PND: How were you able to find a viable practice situation?

HMS: With the help of some very good advisors and a good accountant, I found some office space outside of the city to keep my malpractice insurance premium down. I negotiated a separation agreement with Einstein that was satisfactory to both parties and I was able to leave as of March 1st, which was four years before my original contract said I was going to leave. I’m now in the process of going back into private practice, deciding which insurance companies I wish to participate with and I’m going to share office space and expenses with a very well-established physician, a board-certified reproductive endocrinologist and a fantastic surgeon who has been in private practice for 30 years in Elkins Park, Pa. I am still insured for office gynecology only.

PND: What are the biggest obstacles, in your view, to going back into private practice?

HMS: I think the biggest obstacle is that the insurance companies have ratcheted down the reimbursements so severely that, in order to generate enough money to pay the rent, to pay your employees, to pay your phone and your malpractice, you have to see a huge volume of patients and you have to have somebody do your billing who is so compulsive about billing for, and collecting, every penny that you are actually due. And every time a doctor relocates his or her practice there is always going to be some attrition.

PND: What impact do you think the reimbursement and malpractice insurance scenario is having on OB/GYN and medicine in general?

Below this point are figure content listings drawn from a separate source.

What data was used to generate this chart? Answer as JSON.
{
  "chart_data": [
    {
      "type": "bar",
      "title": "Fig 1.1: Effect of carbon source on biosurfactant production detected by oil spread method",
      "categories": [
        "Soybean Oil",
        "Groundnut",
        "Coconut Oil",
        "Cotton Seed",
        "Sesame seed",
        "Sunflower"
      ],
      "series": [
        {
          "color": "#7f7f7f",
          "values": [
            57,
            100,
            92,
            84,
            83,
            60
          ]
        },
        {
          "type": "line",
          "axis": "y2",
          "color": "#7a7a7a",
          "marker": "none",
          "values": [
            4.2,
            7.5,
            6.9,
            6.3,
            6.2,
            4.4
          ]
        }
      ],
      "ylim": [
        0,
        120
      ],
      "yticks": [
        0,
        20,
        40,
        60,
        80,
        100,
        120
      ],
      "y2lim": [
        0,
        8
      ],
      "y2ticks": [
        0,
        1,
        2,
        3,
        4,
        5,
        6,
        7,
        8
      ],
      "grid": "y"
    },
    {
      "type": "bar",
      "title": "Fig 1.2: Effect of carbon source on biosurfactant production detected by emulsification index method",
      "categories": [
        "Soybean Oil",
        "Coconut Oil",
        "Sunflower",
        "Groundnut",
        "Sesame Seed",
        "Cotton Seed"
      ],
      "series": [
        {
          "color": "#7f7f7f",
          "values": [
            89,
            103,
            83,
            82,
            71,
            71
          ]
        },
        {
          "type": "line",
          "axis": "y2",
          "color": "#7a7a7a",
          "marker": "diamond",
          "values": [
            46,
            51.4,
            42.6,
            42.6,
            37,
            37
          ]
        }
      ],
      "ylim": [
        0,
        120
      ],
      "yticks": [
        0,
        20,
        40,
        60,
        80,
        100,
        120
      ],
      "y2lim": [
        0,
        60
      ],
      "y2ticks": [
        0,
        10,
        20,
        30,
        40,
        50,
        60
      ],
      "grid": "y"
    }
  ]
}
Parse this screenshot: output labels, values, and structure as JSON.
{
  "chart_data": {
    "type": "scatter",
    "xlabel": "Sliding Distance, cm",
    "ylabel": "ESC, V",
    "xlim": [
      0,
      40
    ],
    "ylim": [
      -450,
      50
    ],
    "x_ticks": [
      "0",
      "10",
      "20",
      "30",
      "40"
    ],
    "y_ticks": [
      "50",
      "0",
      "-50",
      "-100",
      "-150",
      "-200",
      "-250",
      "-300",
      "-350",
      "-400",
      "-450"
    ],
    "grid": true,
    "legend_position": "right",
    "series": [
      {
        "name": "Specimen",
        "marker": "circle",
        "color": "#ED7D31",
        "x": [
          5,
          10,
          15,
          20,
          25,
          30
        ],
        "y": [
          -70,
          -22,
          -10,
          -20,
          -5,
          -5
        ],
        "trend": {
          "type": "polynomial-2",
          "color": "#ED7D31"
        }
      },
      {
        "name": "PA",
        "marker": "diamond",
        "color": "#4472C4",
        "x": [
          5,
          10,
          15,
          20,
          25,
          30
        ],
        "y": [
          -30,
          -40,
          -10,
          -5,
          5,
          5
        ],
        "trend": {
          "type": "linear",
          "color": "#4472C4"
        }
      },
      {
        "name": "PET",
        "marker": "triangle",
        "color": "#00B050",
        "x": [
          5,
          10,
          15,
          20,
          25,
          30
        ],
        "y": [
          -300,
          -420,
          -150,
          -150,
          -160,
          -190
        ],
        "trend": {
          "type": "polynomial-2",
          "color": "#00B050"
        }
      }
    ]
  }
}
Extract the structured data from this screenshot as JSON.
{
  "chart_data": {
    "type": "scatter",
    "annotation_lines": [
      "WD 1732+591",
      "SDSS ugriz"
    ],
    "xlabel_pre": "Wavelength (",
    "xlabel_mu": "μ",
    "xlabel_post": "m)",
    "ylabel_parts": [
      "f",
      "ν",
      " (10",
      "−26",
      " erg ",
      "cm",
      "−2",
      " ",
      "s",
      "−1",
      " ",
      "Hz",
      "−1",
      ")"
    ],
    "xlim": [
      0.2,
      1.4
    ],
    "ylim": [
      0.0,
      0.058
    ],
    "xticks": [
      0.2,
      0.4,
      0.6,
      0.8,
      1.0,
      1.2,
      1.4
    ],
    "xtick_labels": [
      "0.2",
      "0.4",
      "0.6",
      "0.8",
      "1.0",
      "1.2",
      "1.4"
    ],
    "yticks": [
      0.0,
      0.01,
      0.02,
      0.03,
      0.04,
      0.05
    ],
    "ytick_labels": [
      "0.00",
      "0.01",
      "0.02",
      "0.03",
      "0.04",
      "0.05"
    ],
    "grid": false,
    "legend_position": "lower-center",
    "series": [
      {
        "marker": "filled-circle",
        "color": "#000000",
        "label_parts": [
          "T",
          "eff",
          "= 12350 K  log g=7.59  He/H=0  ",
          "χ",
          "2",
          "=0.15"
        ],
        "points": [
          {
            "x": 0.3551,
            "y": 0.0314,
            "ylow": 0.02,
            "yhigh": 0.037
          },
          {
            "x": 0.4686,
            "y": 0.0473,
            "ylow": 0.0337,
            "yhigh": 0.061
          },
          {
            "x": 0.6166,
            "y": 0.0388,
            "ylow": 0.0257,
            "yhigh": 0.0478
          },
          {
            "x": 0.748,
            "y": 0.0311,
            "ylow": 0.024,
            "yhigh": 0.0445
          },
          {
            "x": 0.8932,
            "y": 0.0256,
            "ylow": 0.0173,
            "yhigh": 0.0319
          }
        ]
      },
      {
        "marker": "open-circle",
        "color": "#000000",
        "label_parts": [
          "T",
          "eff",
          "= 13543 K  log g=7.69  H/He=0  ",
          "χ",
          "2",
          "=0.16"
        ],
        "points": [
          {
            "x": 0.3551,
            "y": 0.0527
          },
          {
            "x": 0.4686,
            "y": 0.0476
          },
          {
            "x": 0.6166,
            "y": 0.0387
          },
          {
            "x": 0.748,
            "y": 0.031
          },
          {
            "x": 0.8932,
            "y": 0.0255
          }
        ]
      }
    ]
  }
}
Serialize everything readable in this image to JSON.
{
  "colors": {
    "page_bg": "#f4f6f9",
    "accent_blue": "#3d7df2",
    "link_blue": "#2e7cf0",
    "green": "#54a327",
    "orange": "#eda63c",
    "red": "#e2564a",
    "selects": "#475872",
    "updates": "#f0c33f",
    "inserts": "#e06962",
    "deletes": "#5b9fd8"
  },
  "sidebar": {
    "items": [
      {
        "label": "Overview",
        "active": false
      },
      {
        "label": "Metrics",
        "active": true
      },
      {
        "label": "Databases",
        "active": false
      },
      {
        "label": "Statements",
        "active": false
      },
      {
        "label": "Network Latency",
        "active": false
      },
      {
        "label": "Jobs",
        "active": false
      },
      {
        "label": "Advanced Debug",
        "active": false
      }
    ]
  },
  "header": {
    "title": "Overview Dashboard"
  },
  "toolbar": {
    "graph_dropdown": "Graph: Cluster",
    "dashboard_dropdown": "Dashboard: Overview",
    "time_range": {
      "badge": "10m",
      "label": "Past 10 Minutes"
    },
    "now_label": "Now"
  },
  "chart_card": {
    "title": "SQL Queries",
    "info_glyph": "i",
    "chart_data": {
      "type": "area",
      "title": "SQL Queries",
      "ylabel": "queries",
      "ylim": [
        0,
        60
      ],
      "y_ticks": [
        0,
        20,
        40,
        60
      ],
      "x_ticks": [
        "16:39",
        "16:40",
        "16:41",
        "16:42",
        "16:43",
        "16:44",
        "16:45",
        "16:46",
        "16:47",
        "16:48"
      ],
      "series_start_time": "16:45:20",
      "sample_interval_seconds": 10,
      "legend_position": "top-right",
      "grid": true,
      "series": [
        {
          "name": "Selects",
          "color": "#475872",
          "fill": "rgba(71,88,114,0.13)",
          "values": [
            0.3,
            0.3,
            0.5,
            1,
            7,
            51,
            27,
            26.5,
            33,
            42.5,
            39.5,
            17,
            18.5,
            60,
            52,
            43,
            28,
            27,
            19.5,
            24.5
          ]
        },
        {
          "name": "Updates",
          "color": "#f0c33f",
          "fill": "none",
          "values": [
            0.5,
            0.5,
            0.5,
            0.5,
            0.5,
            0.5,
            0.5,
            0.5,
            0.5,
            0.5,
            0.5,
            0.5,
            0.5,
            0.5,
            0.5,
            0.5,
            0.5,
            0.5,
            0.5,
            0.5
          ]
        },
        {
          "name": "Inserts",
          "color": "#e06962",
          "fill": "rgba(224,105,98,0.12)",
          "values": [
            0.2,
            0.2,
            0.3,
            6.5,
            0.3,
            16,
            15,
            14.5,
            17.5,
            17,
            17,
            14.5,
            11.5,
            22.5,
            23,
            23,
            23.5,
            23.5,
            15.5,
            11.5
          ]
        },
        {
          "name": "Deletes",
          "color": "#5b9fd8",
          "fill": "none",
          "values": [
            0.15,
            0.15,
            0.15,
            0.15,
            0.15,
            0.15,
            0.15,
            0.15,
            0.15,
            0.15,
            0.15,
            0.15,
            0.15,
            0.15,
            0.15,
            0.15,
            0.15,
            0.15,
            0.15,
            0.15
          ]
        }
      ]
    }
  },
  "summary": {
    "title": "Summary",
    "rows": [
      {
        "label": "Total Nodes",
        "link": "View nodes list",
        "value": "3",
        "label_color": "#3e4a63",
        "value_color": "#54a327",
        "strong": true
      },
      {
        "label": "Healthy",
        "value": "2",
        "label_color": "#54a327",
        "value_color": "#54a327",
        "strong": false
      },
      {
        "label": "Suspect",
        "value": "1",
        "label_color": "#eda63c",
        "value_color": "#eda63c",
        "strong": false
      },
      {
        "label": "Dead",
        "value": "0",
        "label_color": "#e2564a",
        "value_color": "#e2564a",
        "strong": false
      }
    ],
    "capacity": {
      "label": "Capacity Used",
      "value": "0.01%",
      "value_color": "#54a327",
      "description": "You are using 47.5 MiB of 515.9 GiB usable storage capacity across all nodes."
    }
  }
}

HMS: Without a doubt it is absolutely devastating, certainly my specialty. There are so many practitioners who are at the height of their career, the very height of their expertise, knowledge, wisdom, experience, who are in their mid-fifties and who are leaving the specialty in droves or who are moving to Delaware or New Jersey, or moving out to the mid-west. They are so disgusted with the situation that they are leaving Philadelphia and the surrounding areas like rats from a sinking ship. It’s very sad. Those are the times in which we live. That is the price of doing business and being a physician. If insurance companies are looking to have doctors with no malpractice claims, or only one or two in 25 years, I don’t know any doctors, especially in my specialty, who have that kind of record. But that in fact is what the insurance companies want. So the only people really who will be left within the next five years, if things continue on as they have been, are those doctors who are coming right out of residency. They haven’t been in practice long enough to have seen enough patients to have too many malpractice claims. And so what we’re going to be left with in Philadelphia and the surrounding areas are rookie physicians without that much experience who are taking care of patients. Not that they’re not smart or capable, but you cannot substitute intelligence and book smarts for 25 years of experience. There is no substitute for the wisdom and the art that you acquire in practicing medicine when you’ve been in practice for as long as I have, for instance.

PND: And yet, you are remaining in the region?

HMS: In spite of all the disappointment and disgust that so many of my colleagues have endured over the past decade in practicing medicine, I fully intend to begin my upcoming endeavor, running my own private practice again, with the intention of continuing to practice medicine as I was taught to do. My patients will continue to be treated as whole human beings, with compassion and caring, making sure each person is given the time she needs to be thoroughly examined and allowed to express her needs and concerns, even if they don’t directly involve the particular problem for which she presented to the office. This is the way my father practiced medicine, and he was worshipped by his patients during his illustrious career of 60 years. I fully intend to continue doing it "the old fashioned way" and I hope that there are still some of us left out there who feel as I do and fight the good fight, trying our best to do the right thing for our patients.